Mr Turnbull goes to Washington

A very relieved Australian Prime Minister is off to Washington to meet the US President in person, briefcase in hand with a wad of blank cheques. His greatest hope is to reverse the public humiliation of Donald Trump undiplomatically cutting short their phone call. The meeting is taking place on board the World War II aircraft carrier the USS Intrepid, now a museum. They will be marking the 75th anniversary of the Battle of the Coral Sea against the Japanese – an appropriate occasion for two leaders preparing to take their countries into another war.

Meanwhile tensions are mounting on the Korean Peninsula and in the East and South China Seas. The US and South Korea have been conducting the largest ever joint military exercise, “Foal Eagle” with North Korea the target. The US has made it clear that “all options are on the table” and that it is prepared to stage a pre-emptive strike, which could involve nuclear weapons.

Washington’s bellicose threats about making a “surgical strike” are alarming and should have all anti-war and peace activists on the streets. There is no certainty of containing any conflict. Australia will be complicit, at a minimum, through the US forces and materiel stationed here and the US’s spy base at Pine Gap. What we don’t know is what commitments the government has made such as during Turnbull’s discussion with US Defence Secretary James Mattis in Kabul, with Vice-President Pence during his visit to Australia and what Turnbull will sign on board the Intrepid.

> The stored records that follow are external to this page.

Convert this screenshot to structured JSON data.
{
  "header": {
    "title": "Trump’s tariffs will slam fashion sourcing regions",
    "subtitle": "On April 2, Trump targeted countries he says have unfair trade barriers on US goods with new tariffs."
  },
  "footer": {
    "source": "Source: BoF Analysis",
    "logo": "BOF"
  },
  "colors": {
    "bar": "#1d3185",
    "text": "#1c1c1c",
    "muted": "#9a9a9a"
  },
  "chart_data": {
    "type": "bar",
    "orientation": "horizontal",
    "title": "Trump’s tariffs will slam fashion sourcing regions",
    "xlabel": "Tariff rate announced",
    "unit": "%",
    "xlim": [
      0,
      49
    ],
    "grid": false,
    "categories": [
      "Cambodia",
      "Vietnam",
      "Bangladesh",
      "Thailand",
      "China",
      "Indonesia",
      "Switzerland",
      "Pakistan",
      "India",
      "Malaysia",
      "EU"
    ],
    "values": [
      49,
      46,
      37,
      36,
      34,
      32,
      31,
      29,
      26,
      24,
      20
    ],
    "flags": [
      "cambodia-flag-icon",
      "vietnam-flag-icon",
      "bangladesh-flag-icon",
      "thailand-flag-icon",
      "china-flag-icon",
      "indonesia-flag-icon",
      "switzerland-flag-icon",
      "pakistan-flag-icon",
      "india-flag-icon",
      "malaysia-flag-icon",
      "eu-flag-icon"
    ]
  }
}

While demonising the Democratic People’s Republic of Korea (North Korea) for carrying out missile tests and developing nuclear weapons, the US continues to carry out its own testing and is generating an arms race.

China has strongly condemned the US deployment of THAAD (Terminal High Altitude Area Defence) aimed at weakening China’s defence and which will escalate an arms race. The massive build up of US forces and regular military exercises with South Korea, simulating an attack on the DPRK, pose the greatest threat to peace. Without the presence of US forces, the DPRK would not need such weapons.

Australia is already involved in the US wars in Afghanistan, Iraq and Syria and looks set to be in those countries for the long term. There is growing concern about and opposition to Australia’s foreign policy as Turnbull looks set to take Australia into yet another war. According to a recent poll for The Australia Institute, 48 percent of voters feel that Australia should be more independent on military and security matters and 60 percent believe that the election of Donald Trump is a negative outcome for the world overall.

War is not the solution. A nuclear war would have no winners and would render the planet uninhabitable.

Australia is in an ideal position to play a key role as a peacemaker in our region. Australia has good relations with both China and the US. Instead of knocking on Washington’s door with blank cheques, Turnbull should be doing what the majority of Australians wish for – adopting an independent foreign policy, recognising the sovereignty and independence of other nations and establishing relations based on mutual respect and cooperation.

There is no security reason for the US military to be in Asia. There is no military threat apart from that of the US. The US must withdraw to allow the facilitation of a negotiated, peaceful resolution to current tensions. The clock is ticking to midnight.